MOI, chuchotant, très maîtresse de moi-même – Je suis en train de perdre les eaux

LUI, dans les limbes – Ha…

MOI, interloquée – ?????

LUI, comprenant enfin le sens de ma phrase et éjectant la couette, paniqué – Merde, faut y aller alors !

MOI, rassérénée sur sa santé mentale – Je le crains, oui… »

J’attrape un slip (propre), cherche une Vania. J’ai pô, je mets que des tampons en temps de ragnagnas, et quelque chose me dit que ça ne plaira pas à la SF ! A la guerre comme à la guerre, j’attrape un gant de toilette (propre) à plier en 2 au fond du slip. Je coule toujours.

3h25

Je me précipite sous la douche, l’homme sur la cafetière et son paquet de clopes (chacun ses priorités !). J’ai un peu mal au ventre mais c’est léger.

3h30

Je sors de la baignoire (ouais, on n’a pas de douche). Splash (re-15cl. ‘tain, tu m’étonnes que j’ai pris 19 kgs ! si déjà y’a 3 litres de flotte…).

J’enfile le slip, colle le gant dedans. Enfile une patte du jean (de grossesse, le jean, je te rassure public !).
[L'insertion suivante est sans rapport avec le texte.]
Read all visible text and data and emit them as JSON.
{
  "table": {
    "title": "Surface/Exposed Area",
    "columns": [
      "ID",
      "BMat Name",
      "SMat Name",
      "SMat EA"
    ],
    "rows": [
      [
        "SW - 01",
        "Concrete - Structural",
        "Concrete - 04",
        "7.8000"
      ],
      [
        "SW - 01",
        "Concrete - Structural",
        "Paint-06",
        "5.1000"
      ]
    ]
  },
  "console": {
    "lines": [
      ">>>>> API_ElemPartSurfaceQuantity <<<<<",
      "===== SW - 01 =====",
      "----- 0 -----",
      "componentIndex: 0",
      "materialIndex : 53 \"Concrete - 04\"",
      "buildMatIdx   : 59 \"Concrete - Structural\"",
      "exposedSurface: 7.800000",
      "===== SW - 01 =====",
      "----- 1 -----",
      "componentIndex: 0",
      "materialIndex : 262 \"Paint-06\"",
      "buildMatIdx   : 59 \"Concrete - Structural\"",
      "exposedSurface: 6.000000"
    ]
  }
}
Arrive le moment d’enfiler l’autre : pour ce faire, je lève la jambe (en me tenant au lavabo, hein, je suis enceinte et blonde mais pas inconsciente).

Je sais désormais ce que ça fait qu’être un chien : le mouvement a précipité 30 bons cl de liquide rosé sur le jean, le slip, le gant… et le tapis de la SDB. Meeeeeerddeeeee !
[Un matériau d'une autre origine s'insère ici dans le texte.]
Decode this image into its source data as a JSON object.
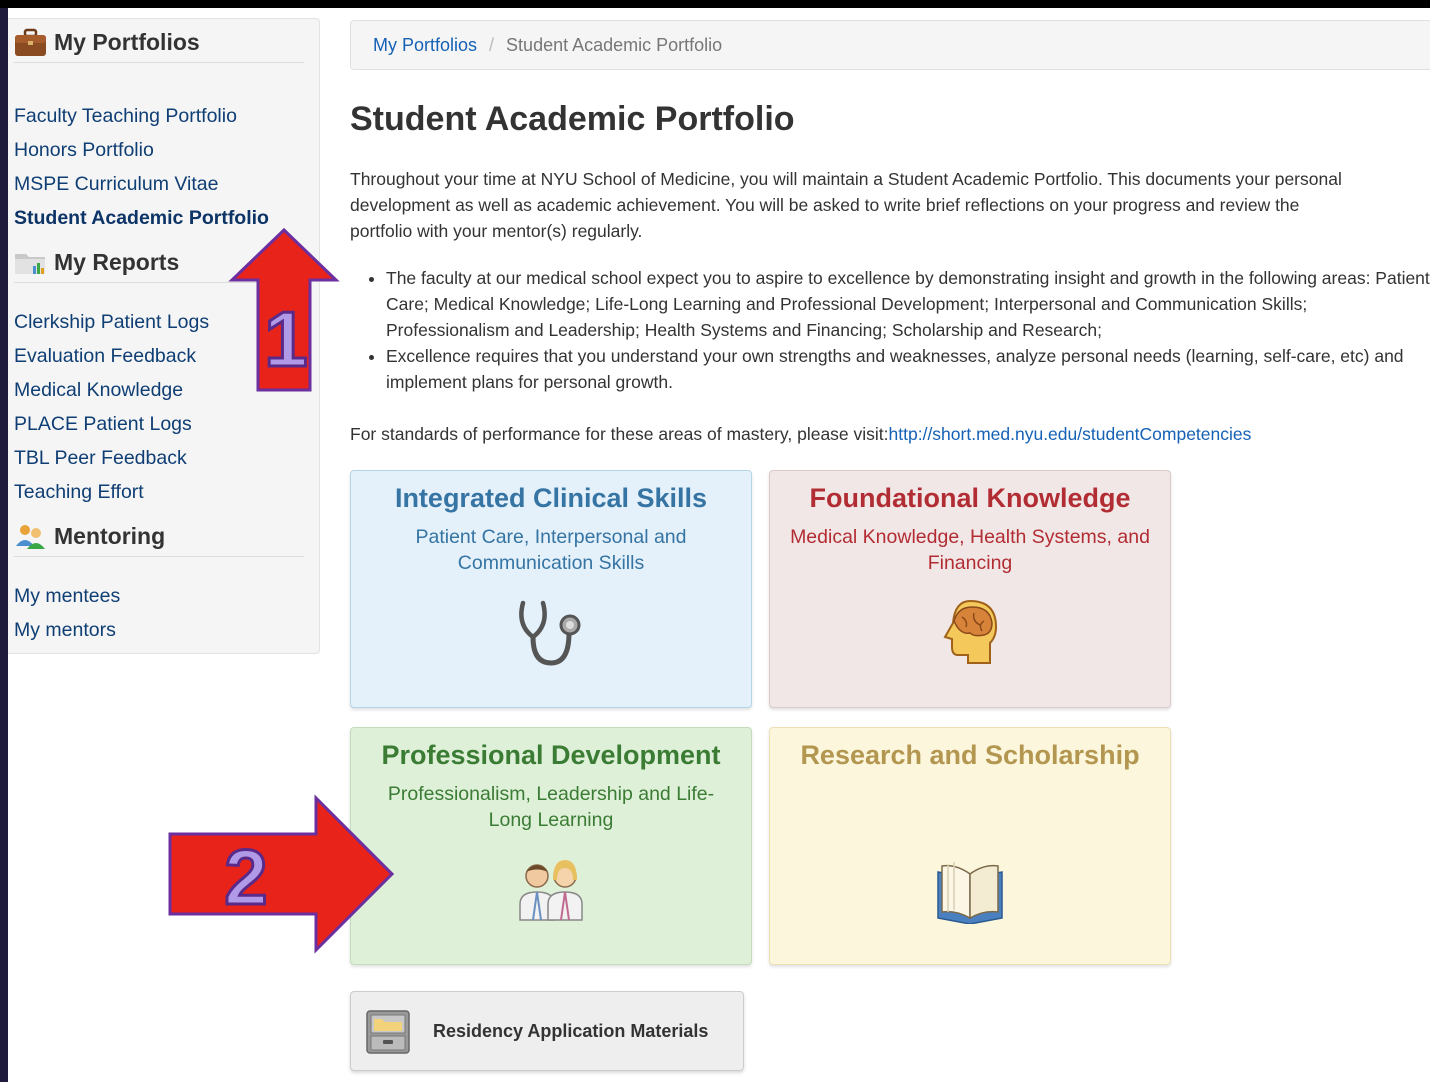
{
  "sidebar": {
    "portfolios": {
      "header": "My Portfolios",
      "icon": "briefcase-icon",
      "items": [
        {
          "label": "Faculty Teaching Portfolio",
          "active": false
        },
        {
          "label": "Honors Portfolio",
          "active": false
        },
        {
          "label": "MSPE Curriculum Vitae",
          "active": false
        },
        {
          "label": "Student Academic Portfolio",
          "active": true
        }
      ]
    },
    "reports": {
      "header": "My Reports",
      "icon": "folder-chart-icon",
      "items": [
        {
          "label": "Clerkship Patient Logs"
        },
        {
          "label": "Evaluation Feedback"
        },
        {
          "label": "Medical Knowledge"
        },
        {
          "label": "PLACE Patient Logs"
        },
        {
          "label": "TBL Peer Feedback"
        },
        {
          "label": "Teaching Effort"
        }
      ]
    },
    "mentoring": {
      "header": "Mentoring",
      "icon": "people-icon",
      "items": [
        {
          "label": "My mentees"
        },
        {
          "label": "My mentors"
        }
      ]
    }
  },
  "breadcrumb": {
    "parent": "My Portfolios",
    "separator": "/",
    "current": "Student Academic Portfolio"
  },
  "main": {
    "title": "Student Academic Portfolio",
    "intro": "Throughout your time at NYU School of Medicine, you will maintain a Student Academic Portfolio. This documents your personal development as well as academic achievement. You will be asked to write brief reflections on your progress and review the portfolio with your mentor(s) regularly.",
    "bullets": [
      "The faculty at our medical school expect you to aspire to excellence by demonstrating insight and growth in the following areas: Patient Care; Medical Knowledge; Life-Long Learning and Professional Development; Interpersonal and Communication Skills; Professionalism and Leadership; Health Systems and Financing; Scholarship and Research;",
      "Excellence requires that you understand your own strengths and weaknesses, analyze personal needs (learning, self-care, etc) and implement plans for personal growth."
    ],
    "standards_text": "For standards of performance for these areas of mastery, please visit:",
    "standards_link": "http://short.med.nyu.edu/studentCompetencies"
  },
  "tiles": {
    "clinical": {
      "title": "Integrated Clinical Skills",
      "subtitle": "Patient Care, Interpersonal and Communication Skills",
      "icon": "stethoscope-icon",
      "color": "#3574a3"
    },
    "knowledge": {
      "title": "Foundational Knowledge",
      "subtitle": "Medical Knowledge, Health Systems, and Financing",
      "icon": "brain-head-icon",
      "color": "#b22d33"
    },
    "professional": {
      "title": "Professional Development",
      "subtitle": "Professionalism, Leadership and Life-Long Learning",
      "icon": "doctors-icon",
      "color": "#3b7c34"
    },
    "research": {
      "title": "Research and Scholarship",
      "subtitle": "",
      "icon": "open-book-icon",
      "color": "#b39650"
    }
  },
  "residency_button": {
    "label": "Residency Application Materials",
    "icon": "file-cabinet-icon"
  },
  "annotations": {
    "arrow1_label": "1",
    "arrow2_label": "2",
    "arrow_color": "#e8231a"
  }
}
Rechope un slip, un gants, un jean…

3h40

J’appelle la nounou (ex et future) qui s’était proposée pour récupérer mon grand le jour où. J’explique brièvement à sa voix ensommeillée que je viens de me vider de 2 litres de flotte sur le carrelage, et que le temps de lever le gnôme on est chez elle dans le ¼ d’h.

J’appelle ensuite la mater, pour prévenir qu’ils préparent tout, je suis là dans 1h.

L’homme met la voiture à chauffer.

3h45

J’amène les valises dans l’entrée. L’Homme les charge dans le coffre pendant que je récupère les trucs de dernière minute : brosse à cheveux, déo, analyses… et j’ouvre la porte de Gauthier. Je lui fais un bisou, lui explique qu’on doit partir.

Je re-coule. Je sens que le gant de toilette est trempé, ça me chagrine. A tel point que c’est l’homme qui lèvera notre fils. Je lui mettrai juste sa veste et prendrai son sac à dos spécial jour J (avec fringues, chaussons, bouquin, tute de secours…). J’enfile mes baskets – sans les lacer, hein : je coule déjà debout, j’imagine pas l’étendue des dégâts penchée !

3h50 

L’homme jette fi-fils chez Nounou, et remonte en voiture fissa. Il flippe. Pas moi, j’ai pas mal (vas-y, fais ta maline maintenant, parce que ça va pas durer !), et on écoute les redifs des grosses têtes en se poilant.

Je textote les copines pour prévenir que c’est mon jour (vu l’heure ce serait bien le diable si je me plantais !)

4h04

Ha, une contraction douloureuse…

4h09

Ha, une contraction douloureuse…

4h14

Ha, une contraction douloureuse…

4h19

Ha, une contraction douloureuse… waouh, c’est toutes les 5 minutes, comme dans les bouquins ! c’est trop génial d’accoucher comme c’est décrit dans les livres ! en plus, c’est douloureux mais supportable (hin hin hin… rigole, rigole !)

4h30

On entre dans la clinique, escortés du vigile – ça fait drôle comme procédure ! Arrive la SF, une petite dame brune, l’air suuuper douce et gentille.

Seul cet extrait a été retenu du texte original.